IHSG Menguat 0,5% di Tengah Rupiah Melemah dan Harga Emas Turun

Ilustrasi Indeks Harga Saham Gabungan yang menguat nol koma lima puluh lima persen ditopang saham perbankan dan tambang. (Foto: CNBC)
Medan, MISTAR.ID
Indeks Harga Saham Gabungan (IHSG) menunjukkan ketahanan di awal pekan ini. Meskipun bursa saham di Asia mencatat kinerja yang memburuk, IHSG justru ditutup menguat signifikan sebesar 0,5 persen di level 8.416,88 pada perdagangan hari Senin (17/11/2025).
Pengamat Ekonomi Universitas Islam Sumatera Utara, Gunawan Benjamin, menyebutkan bahwa penguatan IHSG didorong oleh saham-saham unggulan dari dua sektor utama.
"Saham sektor perbankan seperti BBCA, BMRI, BBRI, dan BBNI menjadi motor penguatan IHSG. Ditambah lagi sejumlah saham sektor pertambangan seperti BUMI, ANTM, ADRO hingga TINS turut menjadi pendorong penguatan IHSG pada perdagangan hari ini," kata Gunawan.

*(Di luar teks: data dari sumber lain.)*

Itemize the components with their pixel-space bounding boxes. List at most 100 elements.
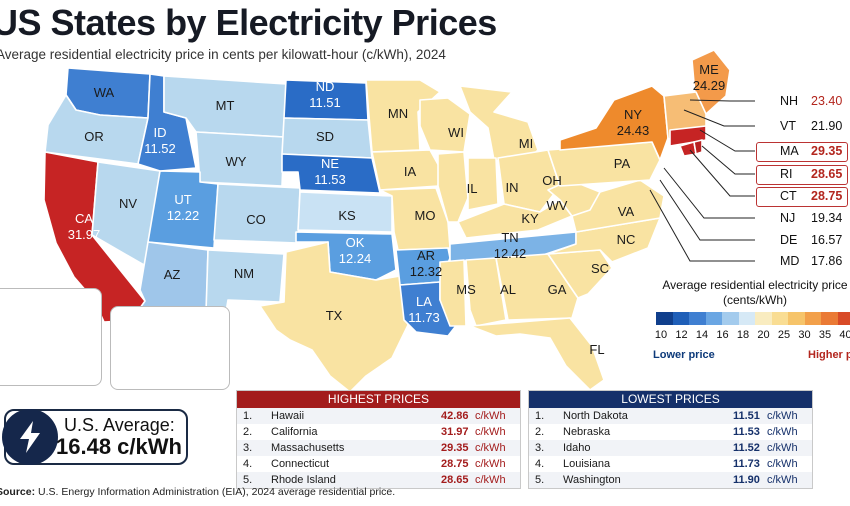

Namun, penguatan IHSG ini terjadi di tengah pelemahan mata uang Rupiah. Berbanding terbalik dengan IHSG, kinerja mata uang Rupiah melemah di level Rp16.720 per dolar AS. Rupiah ditransaksikan dalam rentang Rp16.700 hingga Rp16.735 selama sesi perdagangan dan bertahan di zona merah akibat minimnya sentimen pasar.
Gunawan menyoroti bahwa pelemahan Rupiah belakangan ini dipicu oleh tekanan fiskal domestik dan sentimen global.
"Masalah fiskal membuat Rupiah terkadang bergerak berlawanan dengan sentimen ekonomi yang berkembang. Rupiah terkadang kehilangan kemampuannya untuk menguat meskipun indeks dolar AS sempat melemah sebelumnya," ucapnya.
Ia menambahkan bahwa spekulasi mengenai sikap Bank Sentral AS (The Fed) yang cenderung hawkish (agresif terhadap suku bunga) juga kerap membebani kinerja Rupiah. Sementara itu, harga emas dunia kembali mengalami tekanan.
"Harga emas dunia kembali melemah di level 4.082 dolar AS per ons troi, atau sekitar Rp2,2 juta per gram," ujar Gunawan.
Pelemahan ini terjadi setelah dihentikannya penutupan pemerintahan AS (government shutdown). Pasar saat ini tengah berada dalam mode wait and see, menunggu rilis sejumlah data ekonomi krusial dari AS yang sempat tertunda akibat penutupan pemerintahan terlama dalam sejarah tersebut. Data-data ini akan menjadi penentu pergerakan harga emas selanjutnya.